Recently, one of our customers, let’s call him PointInFact, had a very typical problem. After deploying a new version of its software, some user requests degraded horribly. Requests that should have taken half a second took up to a minute. Interestingly, the PointInFact team runs a multi-tenant SaaS solution in the AWS Cloud and relies heavily on cloud services. This reliance makes User Experience Management and fault domain isolation very challenging.
Back Story: Application Running in the AWS Cloud
PointInFact runs a SaaS service. Internally this results in a multi-tenant service where each customer has his own instance of the application he subscribes to. All of these applications and services are hosted in Amazon’s EC2 Cloud where they dynamically create new application environments and offload some functionality to AWS by using the provided services. As a SaaS business, customer satisfaction is very important to them, as a consequence they monitor all applications and services centrally and from an end-user server-side perspective with Dynatrace.
After one deployment, the APM solution informed the operations team that user experience was degrading. A look at the Geographical distribution showed them that this was not a localized phenomenon, but worldwide.
Notice all the red circles in the above screenshot. Each red circle indicates frustrated users. One particular interesting fact in this dashboard is that the average web page response time (upper right corner) remains stable and well below the one-second mark. This means that the system in general is still running fine and not in general melt down mode. However it also shows why it is not good to rely on averages for actual monitoring and why server-side response times alone are not enough. Your end-users are at the edge, around the world, and not sitting next to one of Amazon’s data centers!

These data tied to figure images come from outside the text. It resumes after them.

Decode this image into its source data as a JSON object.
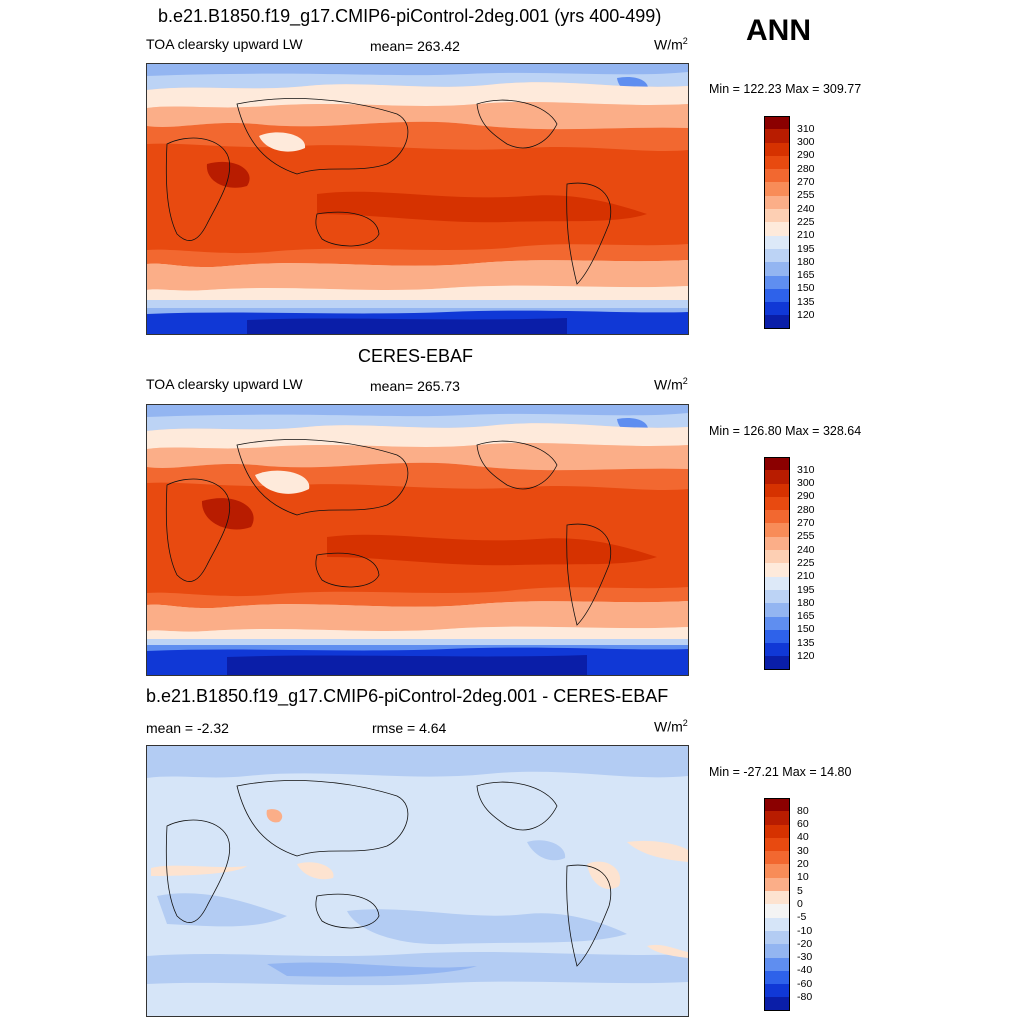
{
  "season": "ANN",
  "units_base": "W/m",
  "units_exp": "2",
  "panels": [
    {
      "title": "b.e21.B1850.f19_g17.CMIP6-piControl-2deg.001 (yrs 400-499)",
      "variable": "TOA clearsky upward LW",
      "stat_left": "",
      "stat_mid": "mean= 263.42",
      "minmax": "Min = 122.23 Max = 309.77"
    },
    {
      "title": "CERES-EBAF",
      "variable": "TOA clearsky upward LW",
      "stat_left": "",
      "stat_mid": "mean= 265.73",
      "minmax": "Min = 126.80 Max = 328.64"
    },
    {
      "title": "b.e21.B1850.f19_g17.CMIP6-piControl-2deg.001 - CERES-EBAF",
      "variable": "",
      "stat_left": "mean =  -2.32",
      "stat_mid": "rmse =   4.64",
      "minmax": "Min = -27.21 Max =  14.80"
    }
  ],
  "colorbar_field": {
    "labels": [
      "310",
      "300",
      "290",
      "280",
      "270",
      "255",
      "240",
      "225",
      "210",
      "195",
      "180",
      "165",
      "150",
      "135",
      "120"
    ],
    "colors": [
      "#8b0000",
      "#b81c00",
      "#d63200",
      "#e84a10",
      "#f26830",
      "#f88c58",
      "#fbae88",
      "#fdcfb3",
      "#feeadb",
      "#dde9f8",
      "#bcd3f5",
      "#93b5f1",
      "#5f8ef0",
      "#2e62ea",
      "#1038d6",
      "#0a1ea8"
    ]
  },
  "colorbar_diff": {
    "labels": [
      "80",
      "60",
      "40",
      "30",
      "20",
      "10",
      "5",
      "0",
      "-5",
      "-10",
      "-20",
      "-30",
      "-40",
      "-60",
      "-80"
    ],
    "colors": [
      "#8b0000",
      "#b81c00",
      "#d63200",
      "#e84a10",
      "#f26830",
      "#f88c58",
      "#fbae88",
      "#fde3d0",
      "#f4f4f4",
      "#d6e5f8",
      "#b3ccf3",
      "#93b5f1",
      "#5f8ef0",
      "#2e62ea",
      "#1038d6",
      "#0a1ea8"
    ]
  }
}
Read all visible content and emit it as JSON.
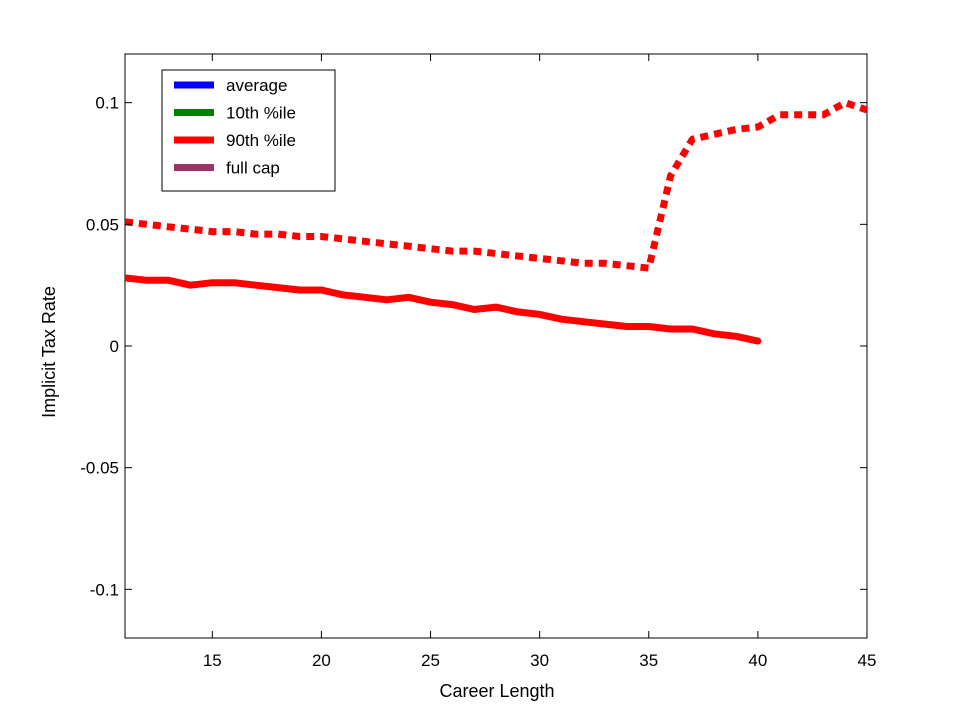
{
  "chart_data": {
    "type": "line",
    "xlabel": "Career Length",
    "ylabel": "Implicit Tax Rate",
    "xlim": [
      11,
      45
    ],
    "ylim": [
      -0.12,
      0.12
    ],
    "xticks": [
      15,
      20,
      25,
      30,
      35,
      40,
      45
    ],
    "yticks": [
      0.1,
      0.05,
      0,
      -0.05,
      -0.1
    ],
    "ytick_labels": [
      "0.1",
      "0.05",
      "0",
      "-0.05",
      "-0.1"
    ],
    "grid": false,
    "legend_position": "top-left",
    "legend": [
      {
        "label": "average",
        "color": "#0000ff"
      },
      {
        "label": "10th %ile",
        "color": "#008000"
      },
      {
        "label": "90th %ile",
        "color": "#ff0000"
      },
      {
        "label": "full cap",
        "color": "#993366"
      }
    ],
    "series": [
      {
        "style": "solid",
        "color": "#ff0000",
        "x": [
          11,
          12,
          13,
          14,
          15,
          16,
          17,
          18,
          19,
          20,
          21,
          22,
          23,
          24,
          25,
          26,
          27,
          28,
          29,
          30,
          31,
          32,
          33,
          34,
          35,
          36,
          37,
          38,
          39,
          40
        ],
        "y": [
          0.028,
          0.027,
          0.027,
          0.025,
          0.026,
          0.026,
          0.025,
          0.024,
          0.023,
          0.023,
          0.021,
          0.02,
          0.019,
          0.02,
          0.018,
          0.017,
          0.015,
          0.016,
          0.014,
          0.013,
          0.011,
          0.01,
          0.009,
          0.008,
          0.008,
          0.007,
          0.007,
          0.005,
          0.004,
          0.002
        ]
      },
      {
        "style": "dotted",
        "color": "#ff0000",
        "x": [
          11,
          12,
          13,
          14,
          15,
          16,
          17,
          18,
          19,
          20,
          21,
          22,
          23,
          24,
          25,
          26,
          27,
          28,
          29,
          30,
          31,
          32,
          33,
          34,
          35,
          36,
          37,
          38,
          39,
          40,
          41,
          42,
          43,
          44,
          45
        ],
        "y": [
          0.051,
          0.05,
          0.049,
          0.048,
          0.047,
          0.047,
          0.046,
          0.046,
          0.045,
          0.045,
          0.044,
          0.043,
          0.042,
          0.041,
          0.04,
          0.039,
          0.039,
          0.038,
          0.037,
          0.036,
          0.035,
          0.034,
          0.034,
          0.033,
          0.032,
          0.07,
          0.085,
          0.087,
          0.089,
          0.09,
          0.095,
          0.095,
          0.095,
          0.1,
          0.097
        ]
      }
    ]
  }
}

The next thing that the operations team did was look at the application flow. They were hoping for something big to show up immediately, but nothing much out of the ordinary showed up.
This is not really surprising; they were looking at an application flow overview of about half a million transactions – the averaging effect in full action.
The interesting takeaway however was although user experience suffered across the board; it could not be attributed to a general melt down of the environment. It was time to look at specific transaction types and their baselines.
In the dashboard above, the marked and highlighted upper right chart shows that one particular service call in the application was off the charts! The Dashboard also shows that at the same time the CPU (lower left corner) of one of their servers was exhausted. Were the two events related even though they occurred on different hosts? A detailed look at the offending request type revealed something very interesting.
The highlighted chart in the middle shows the CPU distribution of the offending service calls. CPU was spiking and the root cause could be attributed to XML processing and subsequent XSL transformations. This is indicated by the yellow and blue bars which represent XML and XSL processing respectively. This was the reason for the CPU exhaustion noticed earlier.
However having determined the likely root cause for the slow down the PointInFact team took a step back and asked which users and documents were impacted by this.
This was very important for two reasons. First, it allowed them to be proactive with their own users who experienced slowdowns. Second, it further isolated the real problem area.
The Performance Bottleneck That Should Not Be
Now that the trigger for the slowdown was revealed, the performance team looked into the root cause. When looking at the Transaction Flow for the impacted business transactions two things stood out.
One can see that most of the response time is spent in the document request service (lower right corner). In addition, they knew from the previous dashboard that the Application tier consumed a lot of CPU in the XML/XSLT processing. The conclusion to the performance team was clear, Caching did not work!
To understand this, we need to know that the document requests and subsequent transformations should only happen once per document. After that, all follow-up requests should take the result from the Cache. PointInFact is leveraging the memcached-compliant AWS ElastiCache for this purpose. What the analysis revealed was that the same document was transformed many times, hence caching was not working!
The obvious conclusion was that there was a problem with ElastiCache. As this was a third-party component, the customer needed more information before approaching Amazon with support requests. Thanks to their APM strategy they had sufficient insight into their usage of ElastiCache in production. This turned out to be very good, because otherwise opening a support ticket for ElastiCache would not only have been time consuming, it would have also been futile as we shall see!
Do or Do Not Cache, There Is No Try…
In an attempt to get more information about the caching problem, the customer identified the real root cause. While each of the offending document requests was doing a cache lookup upfront, none of them put the result in the cache afterwards! There was no problem with the cache; it simply was not being used!
At this point, the development team started looking into it at the code level and could identify a problem with the cache client library that they were using. That cache client was also a third-party component, but now they had something tangible to share with the maintainers of the cache client. Long story short, the problem was fixed upstream and one deployment later the problem was solved to everybody’s satisfaction.
To me, this story shows the true power of continuous holistic APM approach in a cloud-based environment.
- The customer was able identify a problem in production which had a big end-user impact, although the average transaction was still considered fast.
- The operations team could identify exactly which users were impacted and be proactive in their customer support.
- More importantly the R&D team was able to identify the real root cause in one third-party component while avoiding a lengthy back and forth with another third-party vendor (Amazon ElastiCache) which would have been futile.
Finally, PointInFact was able to track down the root cause with sufficient depth to provide the responsible third party with a fix proposal, giving them a faster turnaround time on a permanent solution. And all of this in a public globally distributed multi-tenant cloud application!